4. Professional Associations

In some fields, your profession may have associations. Or, you might become a member of a self-employed worker or independent worker association. In those cases, you may be able to get group insurance through these kinds of memberships.

Group insurance allows individuals to band together as members of a group (of self-employed workers). This could be similar to group insurance through an employer. One example of a group that offers a health insurance plan is the Freelancers Union. The group also offers dental coverage and term life insurance; it also offers other options.

5. Short-Term or Temporary Insurance

A short-term, or "limited duration," health insurance plan may be a temporary option to consider if you missed the open enrollment period and want to be covered until you get a different plan. Short-term plans typically provide basic, temporary coverage for medical emergencies and not necessarily everyday medical care or prevention.

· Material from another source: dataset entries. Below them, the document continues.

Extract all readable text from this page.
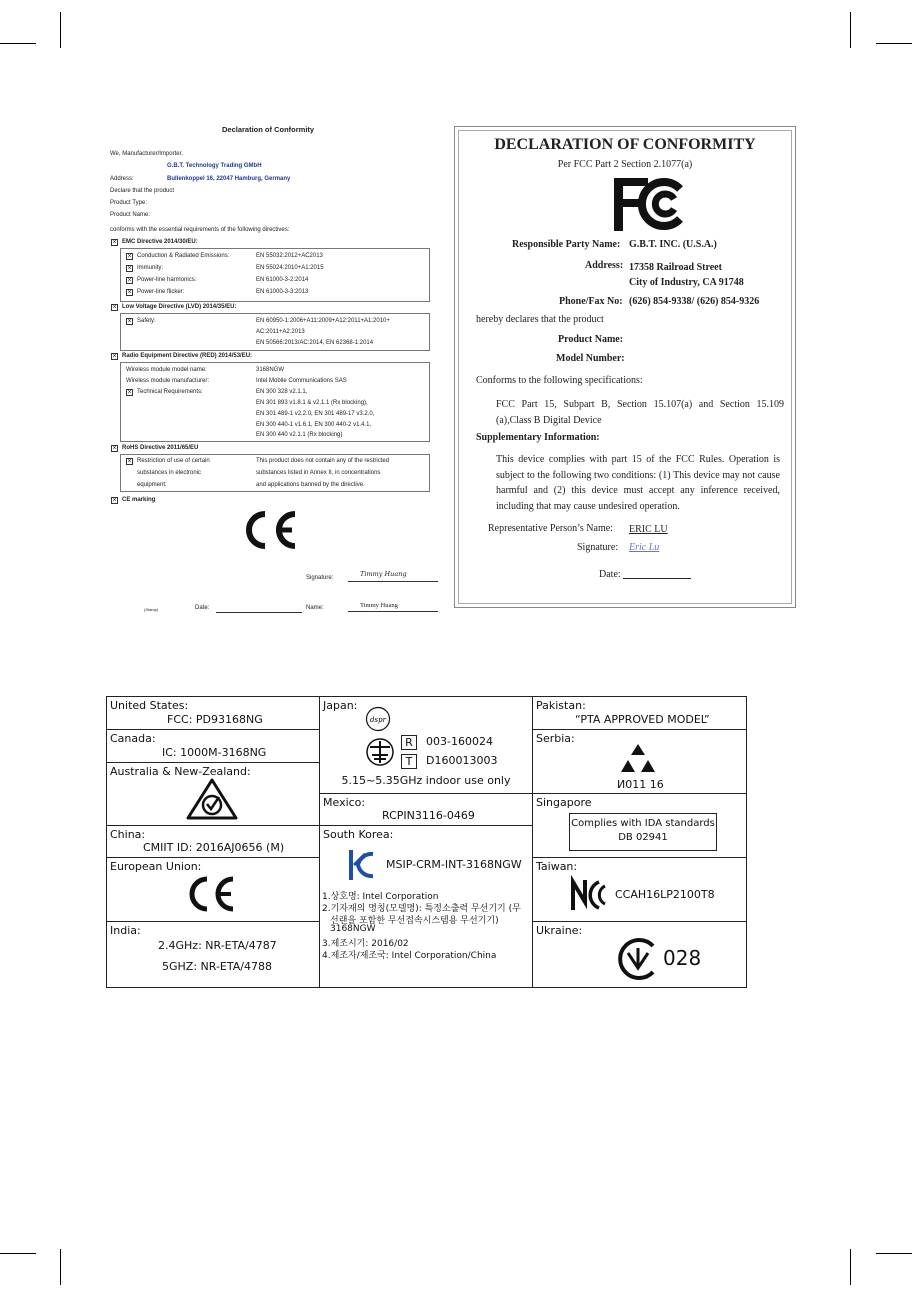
Declaration of Conformity
We, Manufacturer/Importer,
G.B.T. Technology Trading GMbH
Address:	Bullenkoppel 16, 22047 Hamburg, Germany
Declare that the product
Product Type:
Product Name:
conforms with the essential requirements of the following directives:
×
EMC Directive 2014/30/EU:
×
Conduction & Radiated Emissions:	EN 55032:2012+AC2013
×
Immunity:	EN 55024:2010+A1:2015
×
Power-line harmonics:	EN 61000-3-2:2014
×
Power-line flicker:	EN 61000-3-3:2013
×
Low Voltage Directive (LVD) 2014/35/EU:
×
Safety:	EN 60950-1:2006+A11:2009+A12:2011+A1:2010+
AC:2011+A2:2013
EN 50566:2013/AC:2014, EN 62368-1:2014
×
Radio Equipment Directive (RED) 2014/53/EU:
Wireless module model name:	3168NGW
Wireless module manufacturer:	Intel Mobile Communications SAS
×
Technical Requirements:	EN 300 328 v2.1.1,
EN 301 893 v1.8.1 & v2.1.1 (Rx blocking),
EN 301 489-1 v2.2.0, EN 301 489-17 v3.2.0,
EN 300 440-1 v1.6.1, EN 300 440-2 v1.4.1,
EN 300 440 v2.1.1 (Rx blocking)
×
RoHS Directive 2011/65/EU
×
Restriction of use of certain
substances in electronic
equipment:
This product does not contain any of the restricted
substances listed in Annex II, in concentrations
and applications banned by the directive.
×
CE marking
Signature:	Timmy Huang
(Stamp)	Date:	Name:	Timmy Huang
DECLARATION OF CONFORMITY
Per FCC Part 2 Section 2.1077(a)
Responsible Party Name: G.B.T. INC. (U.S.A.)
Address: 17358 Railroad Street
City of Industry, CA 91748
Phone/Fax No: (626) 854-9338/ (626) 854-9326
hereby declares that the product
Product Name:
Model Number:
Conforms to the following specifications:
FCC Part 15, Subpart B, Section 15.107(a) and Section 15.109 (a),Class B Digital Device
Supplementary Information:
This device complies with part 15 of the FCC Rules. Operation is subject to the following two conditions: (1) This device may not cause harmful and (2) this device must accept any inference received, including that may cause undesired operation.
Representative Person’s Name: ERIC LU
Signature: Eric Lu
Date:
United States:
FCC: PD93168NG
Canada:
IC: 1000M-3168NG
Australia & New-Zealand:
China:
CMIIT ID: 2016AJ0656 (M)
European Union:
India:
2.4GHz: NR-ETA/4787
5GHZ: NR-ETA/4788
Japan:
dspr
R	003-160024
T	D160013003
5.15~5.35GHz indoor use only
Mexico:
RCPIN3116-0469
South Korea:
MSIP-CRM-INT-3168NGW
1.상호명: Intel Corporation
2.기자재의 명칭(모델명): 특정소출력 무선기기 (무
선랜을 포함한 무선접속시스템용 무선기기)
3168NGW
3.제조시기: 2016/02
4.제조자/제조국: Intel Corporation/China
Pakistan:
“PTA APPROVED MODEL”
Serbia:
И011 16
Singapore
Complies with IDA standards
DB 02941
Taiwan:
CCAH16LP2100T8
Ukraine:
028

Short-term health insurance plans are not ACA-compliant, meaning that they do not provide the minimum essential health coverage provided by health insurance plans under the Affordable Care Act.

How Can You Cut Health Insurance Costs?

If you find the plan prices too costly, you could look into a high deductible health plan (HDHP). Or, you may want to choose a lower tier in the marketplace. You can also talk to a health insurance broker who represents several companies and can search health plans for you. The more you shop for your health insurance, the more likely you are to save money.